- Heart Device Makers' Short Cut On Patient Safety
- April 16, 2014 | Author: Wendy R. Fleishman
- Law Firm: Lieff, Cabraser, Heimann & Bernstein, LLP - San Francisco Office
Twice in the last seven years, tens of thousands of Americans implanted with cardiac defibrillators have had to make the agonizing decision of whether to undergo surgery to replace their recalled device.
In 2010, the Food and Drug Administration announced a recall of certain St. Jude Medical Riata defibrillators due to faulty wiring. Three years earlier, Medtronic recalled its Sprint Fidelis cardiac devices also because of faulty wires. In both cases, deaths were linked to the defibrillators failing to send necessary electrical shocks to save the lives of patients.
How could these companies have manufactured and sold defective defibrillators that purportedly passed FDA review? A new paper by Harvard researchers, using records recently made available by the FDA, offers one explanation.
As reported in the New York Times, the researchers found that these companies changed the devices after initial approval -- making the electrical wire connecting the defibrillator to the heart thinner, for example -- without determining the safety and effectiveness of the altered devices in clinical trials with real patients under real-life conditions.

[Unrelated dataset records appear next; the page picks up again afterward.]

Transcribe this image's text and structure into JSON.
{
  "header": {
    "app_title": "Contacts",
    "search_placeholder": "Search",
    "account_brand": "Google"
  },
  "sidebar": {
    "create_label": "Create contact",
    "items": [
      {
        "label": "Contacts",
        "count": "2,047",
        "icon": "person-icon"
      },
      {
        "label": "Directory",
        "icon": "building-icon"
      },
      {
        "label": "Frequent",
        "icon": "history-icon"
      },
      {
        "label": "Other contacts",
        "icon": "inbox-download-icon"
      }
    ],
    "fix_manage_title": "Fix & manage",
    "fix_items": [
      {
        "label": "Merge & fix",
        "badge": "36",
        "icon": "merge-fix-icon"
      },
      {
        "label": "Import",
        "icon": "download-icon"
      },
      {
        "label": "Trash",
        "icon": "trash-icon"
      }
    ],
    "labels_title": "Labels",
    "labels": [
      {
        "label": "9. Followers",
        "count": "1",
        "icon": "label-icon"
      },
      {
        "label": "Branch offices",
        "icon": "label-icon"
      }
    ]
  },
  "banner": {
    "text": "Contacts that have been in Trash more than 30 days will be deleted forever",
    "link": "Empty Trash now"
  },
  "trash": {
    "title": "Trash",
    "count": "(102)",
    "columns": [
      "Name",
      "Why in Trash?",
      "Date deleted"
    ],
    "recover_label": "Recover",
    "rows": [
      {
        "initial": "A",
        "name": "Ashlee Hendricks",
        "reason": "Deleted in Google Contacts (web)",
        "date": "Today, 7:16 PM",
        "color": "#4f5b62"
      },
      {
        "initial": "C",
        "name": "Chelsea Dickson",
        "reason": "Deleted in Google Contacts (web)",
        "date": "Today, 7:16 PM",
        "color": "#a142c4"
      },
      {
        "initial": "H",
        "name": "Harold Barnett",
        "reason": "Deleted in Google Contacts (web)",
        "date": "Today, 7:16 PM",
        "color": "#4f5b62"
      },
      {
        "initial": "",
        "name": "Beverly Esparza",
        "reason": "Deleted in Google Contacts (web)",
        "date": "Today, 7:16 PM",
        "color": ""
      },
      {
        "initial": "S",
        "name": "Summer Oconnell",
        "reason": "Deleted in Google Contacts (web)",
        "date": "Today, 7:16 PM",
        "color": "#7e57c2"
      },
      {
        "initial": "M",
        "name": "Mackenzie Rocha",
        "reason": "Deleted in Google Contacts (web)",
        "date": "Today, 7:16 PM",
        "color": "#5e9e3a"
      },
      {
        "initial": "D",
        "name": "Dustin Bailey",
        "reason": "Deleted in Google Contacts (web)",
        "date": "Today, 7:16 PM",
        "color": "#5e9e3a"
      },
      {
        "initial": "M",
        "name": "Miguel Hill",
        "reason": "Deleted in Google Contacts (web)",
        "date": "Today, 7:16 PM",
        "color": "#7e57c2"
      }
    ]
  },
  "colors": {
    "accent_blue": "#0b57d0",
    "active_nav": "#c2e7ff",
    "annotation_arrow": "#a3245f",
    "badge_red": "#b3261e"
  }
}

While manufacturers say the process (called a premarket approval supplement application) allows manufacturers to get upgrades and improvements to patients faster, the problem is that a device can be modified over and over, even dozens of times, without ever being put through new trials in patients. As stated by Dr. Aaron S. Kesselheim to the New York Times, "Over time, the accumulation of changes may lead to a device that is substantially different than the original product." Most of top-selling devices sold today are "substantially different" from the versions originally approved, Dr. Kesselheim added.
Doctors are often unaware which version of the device they are implanting, said Dr. Rita Redberg, a cardiologist and professor at University of California, San Francisco, who has written on the topic. "These supplements are not just flying under patients' radar screens, they're flying under doctors' radar screens," Dr. Redberg said.
Lieff Cabraser represents patients who have been implanted with the recalled St. Jude Medical Riata heart lead. Some components in the Riata lead were clinically tested because they were components of an earlier model that was tested. However, the actual Riata device with the faulty electrical wiring that was implanted in patients and subsequently recalled was never clinically tested.